I could never say with any authority that it would have the very same effect on any other viewer, of course. This woman was clearly overflowing with talent. Conversely, she was not always without pretension—a bit of an irony, given her reference to some others in this film as being “not pretentious.” Many clips of her films are shown here, a lot of them just presenting nude subjects in “artistic” poses. It smacked of the kind of “art film” sensibility often spoofed by sketch comedy.
To be fair, it’s entirely possible I could feel completely differently were I to watch Agnès by Varda at another time, with a different mindset. This is that kind of movie. There are some compelling stylistic choices, with Varda commenting on the blending of staged action with documentary filmmaking—something she and JR did in Faces Places, and was one of my few least favorite things about that film—at the very same time she’s doing the same thing here. In one scene, she talks about shooting tracking shots, while riding the rig directors use to shoot tracking shots,, and the shot itself is a tracking shot. In another moment, she speaks to breaking the fourth wall, and in so doing, she breaks the fourth wall.

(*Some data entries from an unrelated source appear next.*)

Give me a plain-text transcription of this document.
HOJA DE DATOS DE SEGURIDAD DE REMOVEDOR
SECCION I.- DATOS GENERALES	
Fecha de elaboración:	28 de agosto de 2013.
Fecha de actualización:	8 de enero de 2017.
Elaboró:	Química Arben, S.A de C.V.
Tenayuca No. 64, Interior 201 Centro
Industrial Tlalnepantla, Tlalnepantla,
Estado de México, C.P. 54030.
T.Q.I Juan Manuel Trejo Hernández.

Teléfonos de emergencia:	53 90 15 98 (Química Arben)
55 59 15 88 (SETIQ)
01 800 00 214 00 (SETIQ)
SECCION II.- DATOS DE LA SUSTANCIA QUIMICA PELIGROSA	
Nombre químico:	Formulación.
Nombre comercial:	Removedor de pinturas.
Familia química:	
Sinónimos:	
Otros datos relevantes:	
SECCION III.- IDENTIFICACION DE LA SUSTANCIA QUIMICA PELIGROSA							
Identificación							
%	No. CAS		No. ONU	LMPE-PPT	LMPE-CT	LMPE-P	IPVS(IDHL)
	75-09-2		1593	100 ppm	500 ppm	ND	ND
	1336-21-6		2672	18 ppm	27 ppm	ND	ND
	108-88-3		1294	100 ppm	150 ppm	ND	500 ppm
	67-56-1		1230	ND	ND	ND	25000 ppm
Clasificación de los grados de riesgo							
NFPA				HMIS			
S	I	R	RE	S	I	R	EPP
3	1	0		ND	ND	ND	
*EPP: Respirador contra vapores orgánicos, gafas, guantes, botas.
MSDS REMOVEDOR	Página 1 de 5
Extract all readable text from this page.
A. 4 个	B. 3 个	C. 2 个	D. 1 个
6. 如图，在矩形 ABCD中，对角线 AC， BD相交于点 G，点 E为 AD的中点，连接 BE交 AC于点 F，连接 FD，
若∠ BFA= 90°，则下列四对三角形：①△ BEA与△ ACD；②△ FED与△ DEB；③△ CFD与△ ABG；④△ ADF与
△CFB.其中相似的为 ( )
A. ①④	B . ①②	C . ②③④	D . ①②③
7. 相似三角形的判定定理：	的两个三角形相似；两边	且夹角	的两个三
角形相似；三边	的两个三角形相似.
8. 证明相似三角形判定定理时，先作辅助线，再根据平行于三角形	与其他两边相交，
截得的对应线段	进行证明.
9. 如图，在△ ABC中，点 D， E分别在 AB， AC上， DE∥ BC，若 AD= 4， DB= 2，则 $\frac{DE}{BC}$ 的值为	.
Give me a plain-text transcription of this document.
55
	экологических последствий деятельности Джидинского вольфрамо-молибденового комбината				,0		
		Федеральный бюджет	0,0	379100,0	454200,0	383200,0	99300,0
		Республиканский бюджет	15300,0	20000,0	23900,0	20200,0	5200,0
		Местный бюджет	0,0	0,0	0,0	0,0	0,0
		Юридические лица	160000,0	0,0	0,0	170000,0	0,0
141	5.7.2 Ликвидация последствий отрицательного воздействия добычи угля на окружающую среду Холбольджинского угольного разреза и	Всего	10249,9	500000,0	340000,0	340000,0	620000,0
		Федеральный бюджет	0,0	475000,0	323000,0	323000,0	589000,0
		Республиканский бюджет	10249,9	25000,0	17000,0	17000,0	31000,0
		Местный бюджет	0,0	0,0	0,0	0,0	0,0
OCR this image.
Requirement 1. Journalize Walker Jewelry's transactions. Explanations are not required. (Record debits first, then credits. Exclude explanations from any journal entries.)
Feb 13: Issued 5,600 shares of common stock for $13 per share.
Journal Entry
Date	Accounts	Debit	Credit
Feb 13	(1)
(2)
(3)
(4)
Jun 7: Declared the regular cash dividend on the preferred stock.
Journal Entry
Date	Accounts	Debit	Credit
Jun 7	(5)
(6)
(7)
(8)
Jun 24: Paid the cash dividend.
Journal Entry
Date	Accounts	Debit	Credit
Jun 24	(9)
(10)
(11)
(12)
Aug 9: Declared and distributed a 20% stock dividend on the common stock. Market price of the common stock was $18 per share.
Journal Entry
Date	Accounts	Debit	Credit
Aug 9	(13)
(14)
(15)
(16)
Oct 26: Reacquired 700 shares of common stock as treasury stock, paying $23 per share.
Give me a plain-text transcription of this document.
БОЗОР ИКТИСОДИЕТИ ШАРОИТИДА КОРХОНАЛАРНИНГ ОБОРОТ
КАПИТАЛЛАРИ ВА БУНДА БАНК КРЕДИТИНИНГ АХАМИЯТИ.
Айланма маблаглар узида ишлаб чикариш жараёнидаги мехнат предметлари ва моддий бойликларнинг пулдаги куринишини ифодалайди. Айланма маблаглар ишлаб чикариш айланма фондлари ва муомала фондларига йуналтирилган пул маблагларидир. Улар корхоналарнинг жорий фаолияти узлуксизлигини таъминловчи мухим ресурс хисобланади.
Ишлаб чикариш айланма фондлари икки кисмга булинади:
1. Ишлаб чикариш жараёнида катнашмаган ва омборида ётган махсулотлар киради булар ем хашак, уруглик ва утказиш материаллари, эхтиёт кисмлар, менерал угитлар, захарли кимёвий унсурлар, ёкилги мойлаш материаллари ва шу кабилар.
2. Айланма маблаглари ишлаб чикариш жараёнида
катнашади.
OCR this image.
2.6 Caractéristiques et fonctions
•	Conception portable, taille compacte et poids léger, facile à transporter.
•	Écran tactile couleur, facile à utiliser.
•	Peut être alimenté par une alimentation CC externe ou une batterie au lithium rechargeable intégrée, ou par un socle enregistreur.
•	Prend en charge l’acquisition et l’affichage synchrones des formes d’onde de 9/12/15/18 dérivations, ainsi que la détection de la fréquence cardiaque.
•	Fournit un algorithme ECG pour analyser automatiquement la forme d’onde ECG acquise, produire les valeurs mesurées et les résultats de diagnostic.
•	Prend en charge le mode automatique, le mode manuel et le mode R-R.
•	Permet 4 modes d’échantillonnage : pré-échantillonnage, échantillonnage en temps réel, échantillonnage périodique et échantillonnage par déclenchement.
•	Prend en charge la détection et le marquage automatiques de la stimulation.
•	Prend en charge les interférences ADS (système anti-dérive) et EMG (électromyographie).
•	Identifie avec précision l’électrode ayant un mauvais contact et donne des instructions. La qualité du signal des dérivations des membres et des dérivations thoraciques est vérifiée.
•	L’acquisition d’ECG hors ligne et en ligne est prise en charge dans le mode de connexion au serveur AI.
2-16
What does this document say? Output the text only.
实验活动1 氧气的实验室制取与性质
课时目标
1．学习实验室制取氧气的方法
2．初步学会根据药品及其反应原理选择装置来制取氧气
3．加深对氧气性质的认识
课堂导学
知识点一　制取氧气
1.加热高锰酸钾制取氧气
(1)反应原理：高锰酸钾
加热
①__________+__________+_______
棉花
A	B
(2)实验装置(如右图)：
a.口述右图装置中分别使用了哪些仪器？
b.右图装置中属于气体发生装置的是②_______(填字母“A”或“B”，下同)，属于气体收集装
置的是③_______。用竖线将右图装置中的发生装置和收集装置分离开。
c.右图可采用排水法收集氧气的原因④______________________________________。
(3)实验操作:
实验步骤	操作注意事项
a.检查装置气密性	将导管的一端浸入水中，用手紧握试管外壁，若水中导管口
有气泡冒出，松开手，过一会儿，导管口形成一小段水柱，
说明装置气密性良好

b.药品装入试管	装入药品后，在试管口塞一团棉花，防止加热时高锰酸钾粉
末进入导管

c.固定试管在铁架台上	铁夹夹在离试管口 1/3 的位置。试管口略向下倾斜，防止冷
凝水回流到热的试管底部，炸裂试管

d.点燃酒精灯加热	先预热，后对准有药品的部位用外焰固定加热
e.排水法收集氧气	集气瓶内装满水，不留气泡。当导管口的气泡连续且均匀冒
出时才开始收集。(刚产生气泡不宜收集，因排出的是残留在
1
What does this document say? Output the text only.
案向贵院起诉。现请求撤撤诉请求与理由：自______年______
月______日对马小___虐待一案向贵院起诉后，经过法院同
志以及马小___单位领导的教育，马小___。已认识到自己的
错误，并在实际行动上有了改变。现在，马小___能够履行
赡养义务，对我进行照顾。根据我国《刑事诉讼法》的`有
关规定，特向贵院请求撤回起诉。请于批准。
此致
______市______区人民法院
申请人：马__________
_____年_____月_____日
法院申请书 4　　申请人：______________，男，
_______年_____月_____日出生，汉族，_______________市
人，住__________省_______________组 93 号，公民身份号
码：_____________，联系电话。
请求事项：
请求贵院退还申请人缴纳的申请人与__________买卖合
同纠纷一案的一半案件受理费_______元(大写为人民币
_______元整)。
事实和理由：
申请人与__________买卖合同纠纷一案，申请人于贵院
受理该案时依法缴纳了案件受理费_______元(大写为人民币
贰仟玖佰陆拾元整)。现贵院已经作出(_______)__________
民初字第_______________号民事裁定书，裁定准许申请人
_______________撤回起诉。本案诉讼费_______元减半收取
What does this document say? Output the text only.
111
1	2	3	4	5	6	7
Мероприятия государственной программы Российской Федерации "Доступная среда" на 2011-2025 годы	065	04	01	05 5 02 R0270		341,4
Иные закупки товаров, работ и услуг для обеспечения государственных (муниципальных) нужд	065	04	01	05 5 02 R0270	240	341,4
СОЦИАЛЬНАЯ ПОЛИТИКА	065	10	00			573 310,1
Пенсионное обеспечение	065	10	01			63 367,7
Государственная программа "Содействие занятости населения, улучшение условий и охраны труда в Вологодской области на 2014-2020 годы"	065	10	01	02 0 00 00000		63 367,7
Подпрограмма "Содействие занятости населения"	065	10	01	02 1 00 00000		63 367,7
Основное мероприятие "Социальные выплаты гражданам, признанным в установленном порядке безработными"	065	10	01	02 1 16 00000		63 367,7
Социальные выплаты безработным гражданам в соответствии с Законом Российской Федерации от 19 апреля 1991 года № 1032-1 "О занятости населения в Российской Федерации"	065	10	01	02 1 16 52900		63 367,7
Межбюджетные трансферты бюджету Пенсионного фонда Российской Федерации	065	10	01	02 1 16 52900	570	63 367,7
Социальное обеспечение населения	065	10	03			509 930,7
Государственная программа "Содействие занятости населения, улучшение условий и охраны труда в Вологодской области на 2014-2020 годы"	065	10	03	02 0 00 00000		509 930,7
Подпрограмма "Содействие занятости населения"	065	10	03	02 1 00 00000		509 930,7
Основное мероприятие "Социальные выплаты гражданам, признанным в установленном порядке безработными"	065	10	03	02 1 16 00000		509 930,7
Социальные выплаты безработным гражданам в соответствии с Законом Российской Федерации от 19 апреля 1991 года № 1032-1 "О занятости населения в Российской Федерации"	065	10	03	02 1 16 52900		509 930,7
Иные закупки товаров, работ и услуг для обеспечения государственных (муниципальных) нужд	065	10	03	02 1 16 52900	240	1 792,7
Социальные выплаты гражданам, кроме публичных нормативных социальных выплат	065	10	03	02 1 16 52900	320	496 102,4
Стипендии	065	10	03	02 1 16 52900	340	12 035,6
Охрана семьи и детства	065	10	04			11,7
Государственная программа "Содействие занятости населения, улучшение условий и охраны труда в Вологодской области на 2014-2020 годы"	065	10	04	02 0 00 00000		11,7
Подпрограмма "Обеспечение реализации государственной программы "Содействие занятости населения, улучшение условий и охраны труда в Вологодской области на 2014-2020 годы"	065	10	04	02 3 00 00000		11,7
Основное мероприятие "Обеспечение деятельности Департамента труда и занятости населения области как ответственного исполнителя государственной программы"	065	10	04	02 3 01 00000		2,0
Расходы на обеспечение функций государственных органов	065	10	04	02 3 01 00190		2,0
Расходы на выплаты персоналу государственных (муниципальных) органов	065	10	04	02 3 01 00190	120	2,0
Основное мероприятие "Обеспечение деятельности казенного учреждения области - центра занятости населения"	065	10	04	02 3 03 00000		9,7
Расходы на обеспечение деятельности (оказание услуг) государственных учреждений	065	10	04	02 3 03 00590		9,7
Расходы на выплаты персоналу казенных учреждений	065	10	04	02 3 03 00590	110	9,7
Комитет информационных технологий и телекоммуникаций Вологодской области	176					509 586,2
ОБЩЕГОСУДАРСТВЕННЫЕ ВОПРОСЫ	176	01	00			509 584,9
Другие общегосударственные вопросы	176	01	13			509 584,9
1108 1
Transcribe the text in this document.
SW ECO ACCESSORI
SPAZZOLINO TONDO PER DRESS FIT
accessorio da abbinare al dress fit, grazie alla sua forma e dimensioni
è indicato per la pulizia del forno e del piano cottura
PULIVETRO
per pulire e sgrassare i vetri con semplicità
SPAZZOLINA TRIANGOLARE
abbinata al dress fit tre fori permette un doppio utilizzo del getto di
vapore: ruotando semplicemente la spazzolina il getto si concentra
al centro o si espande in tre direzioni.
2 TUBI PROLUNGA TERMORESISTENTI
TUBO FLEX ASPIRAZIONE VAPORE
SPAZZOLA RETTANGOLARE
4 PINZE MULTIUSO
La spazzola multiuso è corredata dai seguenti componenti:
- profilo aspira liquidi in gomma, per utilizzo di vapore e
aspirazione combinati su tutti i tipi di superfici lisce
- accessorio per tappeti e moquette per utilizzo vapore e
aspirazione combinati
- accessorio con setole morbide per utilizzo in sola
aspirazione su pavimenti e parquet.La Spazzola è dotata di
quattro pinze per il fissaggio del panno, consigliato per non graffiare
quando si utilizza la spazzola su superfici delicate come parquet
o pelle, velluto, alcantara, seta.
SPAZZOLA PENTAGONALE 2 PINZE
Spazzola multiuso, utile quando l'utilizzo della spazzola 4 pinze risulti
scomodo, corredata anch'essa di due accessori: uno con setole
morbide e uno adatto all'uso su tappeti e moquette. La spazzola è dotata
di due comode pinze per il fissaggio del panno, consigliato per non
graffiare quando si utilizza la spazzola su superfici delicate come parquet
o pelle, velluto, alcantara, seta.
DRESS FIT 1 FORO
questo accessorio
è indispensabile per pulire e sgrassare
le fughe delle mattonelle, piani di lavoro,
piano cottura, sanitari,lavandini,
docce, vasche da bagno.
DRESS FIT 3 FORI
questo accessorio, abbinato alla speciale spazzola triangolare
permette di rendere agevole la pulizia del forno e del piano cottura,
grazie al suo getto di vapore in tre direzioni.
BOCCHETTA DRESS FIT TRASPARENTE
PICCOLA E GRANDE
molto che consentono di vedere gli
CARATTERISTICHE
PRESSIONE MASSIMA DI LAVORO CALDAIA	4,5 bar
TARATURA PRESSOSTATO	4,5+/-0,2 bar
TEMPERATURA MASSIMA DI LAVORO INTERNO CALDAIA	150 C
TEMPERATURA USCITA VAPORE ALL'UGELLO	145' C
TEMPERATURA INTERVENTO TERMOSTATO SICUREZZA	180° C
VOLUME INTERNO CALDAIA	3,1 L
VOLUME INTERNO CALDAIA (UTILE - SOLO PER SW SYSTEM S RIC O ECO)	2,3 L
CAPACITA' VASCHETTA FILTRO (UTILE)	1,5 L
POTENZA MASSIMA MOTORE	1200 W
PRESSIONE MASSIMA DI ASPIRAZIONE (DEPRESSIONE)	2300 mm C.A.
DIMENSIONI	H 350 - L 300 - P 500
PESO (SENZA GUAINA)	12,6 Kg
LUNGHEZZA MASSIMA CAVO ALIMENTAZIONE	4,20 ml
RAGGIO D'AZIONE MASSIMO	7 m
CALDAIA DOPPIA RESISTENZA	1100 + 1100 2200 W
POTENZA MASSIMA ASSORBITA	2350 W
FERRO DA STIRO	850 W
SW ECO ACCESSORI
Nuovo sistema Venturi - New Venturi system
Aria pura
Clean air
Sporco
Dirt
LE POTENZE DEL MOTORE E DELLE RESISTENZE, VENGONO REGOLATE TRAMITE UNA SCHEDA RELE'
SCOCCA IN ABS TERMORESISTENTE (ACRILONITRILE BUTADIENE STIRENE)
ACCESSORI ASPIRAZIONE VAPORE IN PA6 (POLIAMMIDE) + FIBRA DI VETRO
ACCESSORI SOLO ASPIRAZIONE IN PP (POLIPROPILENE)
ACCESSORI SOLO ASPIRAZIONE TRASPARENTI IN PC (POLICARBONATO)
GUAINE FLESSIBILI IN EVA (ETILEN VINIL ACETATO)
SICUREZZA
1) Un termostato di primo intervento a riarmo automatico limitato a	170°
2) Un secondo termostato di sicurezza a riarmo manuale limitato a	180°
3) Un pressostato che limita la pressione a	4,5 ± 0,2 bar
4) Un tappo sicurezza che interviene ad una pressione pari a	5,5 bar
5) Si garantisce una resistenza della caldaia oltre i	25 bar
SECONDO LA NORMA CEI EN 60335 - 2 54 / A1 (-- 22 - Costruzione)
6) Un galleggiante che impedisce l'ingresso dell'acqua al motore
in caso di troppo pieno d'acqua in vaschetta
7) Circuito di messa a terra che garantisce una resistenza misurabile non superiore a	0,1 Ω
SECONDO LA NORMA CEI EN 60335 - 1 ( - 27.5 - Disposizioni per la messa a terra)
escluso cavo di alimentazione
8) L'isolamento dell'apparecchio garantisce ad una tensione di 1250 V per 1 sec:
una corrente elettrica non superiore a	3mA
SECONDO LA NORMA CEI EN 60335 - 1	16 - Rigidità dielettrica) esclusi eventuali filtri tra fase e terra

And I am usually super into this sort of meta commentary, particularly on filmmaking. But, for whatever reason, about 80% of this movie just plain bored me. Perhaps it would have been a different story had I even known who Agnès Varda was before February 2018, and I had been following her stunningly long, sixty-year career. Sometimes you just need a hell of a lot more historical context for something to work.